A fossil discovered in a drawer of the Natural History Museum in London has been identified as the first dinosaur specimen ever collected from Antarctica. The remains, originally excavated in 1910 during Robert Falcon Scott's Terra Nova expedition, were misfiled and forgotten for over a century. They belong to a new genus of early Jurassic sauropodomorph, a long-necked herbivore that roamed the Antarctic peninsula approximately 190 million years ago. The find underscores both the enduring legacy of British polar exploration and the accelerating pace of Antarctic palaeontology, as researchers race to understand how life adapted to the continent's harsh climates before deep freeze set in.
The fossil, a partial femur and several vertebrae, was extracted from a layer of sedimentary rock on the Beardmore Glacier by Scott's team.
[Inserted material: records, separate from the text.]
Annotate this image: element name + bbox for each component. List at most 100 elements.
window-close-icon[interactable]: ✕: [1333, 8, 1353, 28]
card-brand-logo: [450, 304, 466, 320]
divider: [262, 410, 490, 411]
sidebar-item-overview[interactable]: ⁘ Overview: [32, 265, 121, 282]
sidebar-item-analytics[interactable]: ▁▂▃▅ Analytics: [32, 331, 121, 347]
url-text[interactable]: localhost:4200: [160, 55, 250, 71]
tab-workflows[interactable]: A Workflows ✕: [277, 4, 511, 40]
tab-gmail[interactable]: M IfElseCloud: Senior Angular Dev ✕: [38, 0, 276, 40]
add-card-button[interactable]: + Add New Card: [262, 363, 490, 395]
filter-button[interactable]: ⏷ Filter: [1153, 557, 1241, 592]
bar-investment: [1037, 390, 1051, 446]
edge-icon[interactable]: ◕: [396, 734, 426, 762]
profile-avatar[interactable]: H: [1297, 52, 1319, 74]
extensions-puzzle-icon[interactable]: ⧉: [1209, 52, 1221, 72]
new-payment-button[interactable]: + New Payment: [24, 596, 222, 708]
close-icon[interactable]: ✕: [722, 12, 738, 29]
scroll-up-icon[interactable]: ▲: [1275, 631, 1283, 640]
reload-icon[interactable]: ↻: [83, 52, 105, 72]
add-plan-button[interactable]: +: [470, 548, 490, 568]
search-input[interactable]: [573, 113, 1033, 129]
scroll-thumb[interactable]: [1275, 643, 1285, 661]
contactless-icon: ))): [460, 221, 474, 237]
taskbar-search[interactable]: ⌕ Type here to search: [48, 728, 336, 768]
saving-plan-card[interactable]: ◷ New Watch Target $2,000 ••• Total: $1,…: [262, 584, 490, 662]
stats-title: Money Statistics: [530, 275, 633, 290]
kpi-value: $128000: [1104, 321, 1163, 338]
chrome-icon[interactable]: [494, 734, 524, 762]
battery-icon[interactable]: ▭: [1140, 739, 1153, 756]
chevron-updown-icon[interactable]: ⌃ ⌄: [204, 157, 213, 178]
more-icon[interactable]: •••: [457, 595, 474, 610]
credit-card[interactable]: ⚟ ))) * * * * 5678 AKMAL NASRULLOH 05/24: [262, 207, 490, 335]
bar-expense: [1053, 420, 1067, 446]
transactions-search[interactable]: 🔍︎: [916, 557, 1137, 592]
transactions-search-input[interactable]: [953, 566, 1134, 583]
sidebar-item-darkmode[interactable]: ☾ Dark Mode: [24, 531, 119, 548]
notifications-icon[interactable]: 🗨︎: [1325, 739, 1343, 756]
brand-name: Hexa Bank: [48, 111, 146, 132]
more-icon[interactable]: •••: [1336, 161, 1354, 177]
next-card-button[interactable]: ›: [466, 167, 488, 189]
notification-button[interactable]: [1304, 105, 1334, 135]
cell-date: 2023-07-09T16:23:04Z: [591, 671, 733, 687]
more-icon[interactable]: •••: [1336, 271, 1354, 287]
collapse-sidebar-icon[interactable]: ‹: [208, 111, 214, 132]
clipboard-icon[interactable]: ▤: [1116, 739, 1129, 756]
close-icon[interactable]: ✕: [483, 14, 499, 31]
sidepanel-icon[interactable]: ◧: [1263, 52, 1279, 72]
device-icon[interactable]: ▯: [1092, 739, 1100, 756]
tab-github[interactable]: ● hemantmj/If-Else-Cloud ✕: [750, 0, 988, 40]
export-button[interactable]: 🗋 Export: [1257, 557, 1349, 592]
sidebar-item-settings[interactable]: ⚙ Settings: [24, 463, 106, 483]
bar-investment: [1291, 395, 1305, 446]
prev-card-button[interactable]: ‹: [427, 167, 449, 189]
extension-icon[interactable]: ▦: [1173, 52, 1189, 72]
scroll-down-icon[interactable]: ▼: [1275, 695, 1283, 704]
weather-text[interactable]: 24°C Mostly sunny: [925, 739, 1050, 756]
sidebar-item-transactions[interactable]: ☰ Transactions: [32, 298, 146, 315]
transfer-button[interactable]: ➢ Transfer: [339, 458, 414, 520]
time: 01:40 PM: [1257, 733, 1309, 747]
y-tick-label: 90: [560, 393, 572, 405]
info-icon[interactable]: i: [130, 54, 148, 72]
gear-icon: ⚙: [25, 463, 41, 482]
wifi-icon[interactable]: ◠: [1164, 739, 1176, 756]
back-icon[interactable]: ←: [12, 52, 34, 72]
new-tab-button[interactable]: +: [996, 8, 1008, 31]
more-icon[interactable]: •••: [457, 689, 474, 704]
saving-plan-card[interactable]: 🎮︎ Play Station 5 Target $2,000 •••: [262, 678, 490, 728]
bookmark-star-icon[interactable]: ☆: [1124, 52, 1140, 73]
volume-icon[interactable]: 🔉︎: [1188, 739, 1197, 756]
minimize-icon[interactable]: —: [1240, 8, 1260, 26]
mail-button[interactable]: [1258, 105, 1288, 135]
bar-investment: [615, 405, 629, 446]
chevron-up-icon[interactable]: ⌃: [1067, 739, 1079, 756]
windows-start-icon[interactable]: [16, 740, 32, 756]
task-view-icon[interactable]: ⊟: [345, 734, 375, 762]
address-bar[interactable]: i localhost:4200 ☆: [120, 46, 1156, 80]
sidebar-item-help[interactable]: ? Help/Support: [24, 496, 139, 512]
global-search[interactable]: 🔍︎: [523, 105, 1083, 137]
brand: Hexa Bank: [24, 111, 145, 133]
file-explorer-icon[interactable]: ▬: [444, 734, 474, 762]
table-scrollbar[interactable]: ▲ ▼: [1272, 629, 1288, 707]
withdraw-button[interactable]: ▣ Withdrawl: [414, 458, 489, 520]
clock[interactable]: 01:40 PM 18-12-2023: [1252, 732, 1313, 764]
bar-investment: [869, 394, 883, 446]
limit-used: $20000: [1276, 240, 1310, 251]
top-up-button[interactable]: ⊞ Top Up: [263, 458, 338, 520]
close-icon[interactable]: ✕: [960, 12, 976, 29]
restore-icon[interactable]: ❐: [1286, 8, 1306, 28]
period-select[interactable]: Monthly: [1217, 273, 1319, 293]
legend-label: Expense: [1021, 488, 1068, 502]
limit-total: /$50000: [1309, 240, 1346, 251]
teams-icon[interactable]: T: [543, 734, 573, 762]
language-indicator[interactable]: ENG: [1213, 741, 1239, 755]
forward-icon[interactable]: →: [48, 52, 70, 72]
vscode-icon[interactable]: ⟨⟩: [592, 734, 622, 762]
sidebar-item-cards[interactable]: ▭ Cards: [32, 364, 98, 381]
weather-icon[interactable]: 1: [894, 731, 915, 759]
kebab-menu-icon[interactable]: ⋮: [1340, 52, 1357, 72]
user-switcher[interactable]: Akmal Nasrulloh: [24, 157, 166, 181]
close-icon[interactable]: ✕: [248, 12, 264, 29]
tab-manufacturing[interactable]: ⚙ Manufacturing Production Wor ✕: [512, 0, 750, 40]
It was shipped to London alongside geological samples and catalogued under a mislabelled entry. Dr Helena Vance, a geoscientist at the University of Cambridge, led the re-examination during a project to digitise the museum's polar collection. 'It sat in a drawer for 112 years, ignored because the labels were faded and the bones were fragmentary,' she said. 'But these fragments are revolutionary. They confirm that dinosaurs thrived in latitudes that today are covered by ice sheets kilometres thick.'
Analysis places the dinosaur near the base of the sauropodomorph family tree, a group that includes the giant Diplodocus and Brachiosaurus. The specimen, yet to be formally named, is smaller than its later relatives, about the size of a cow. It walked on two legs but could switch to four. The find extends the known range of early sauropodomorphs by several thousand kilometres southward, challenging assumptions about their habitat preferences. 'We used to think these animals were restricted to low-latitude floodplains,' explained Dr Vance. 'But this fossil shows they were versatile, capable of surviving in polar forests with seasonal darkness and frost.'
The discovery arrives amid a renaissance in Antarctic palaeontology. Over the past decade, teams from the UK, US and Argentina have uncovered numerous dinosaur fossils on the continent, including ankylosaurs, hadrosaurs and the massive carnivore Cryolophosaurus. The British Antarctic Survey (BAS) plans a major expedition next summer to the Transantarctic Mountains, targeting rock formations of similar age to the Scott specimen. 'The UK holds the historical keys to Antarctic geology,' said BAS director Professor Dame Jane Francis. 'But we are also leading the modern push using satellite imagery and ice-penetrating radar to locate new fossil sites.'
This fossil's long confinement to a museum drawer highlights the need for thorough auditing of historical collections. Many specimens from early polar expeditions remain unexamined. Dr Vance's team has already identified two additional bone fragments in the same drawer that may belong to other species. 'We are essentially doing climate detective work,' she said. 'Each bone tells a story of how life adapted to a warming Earth. Antarctica's past might hold clues to its future.'
The specimen will be displayed at the Natural History Museum from next week, alongside Scott's original field notes. For a scientific community battered by funding cuts and Brexit uncertainties, the discovery offers a rare narrative of triumph. It is a reminder that British science, despite its challenges, still dominates the race to understand the last continent.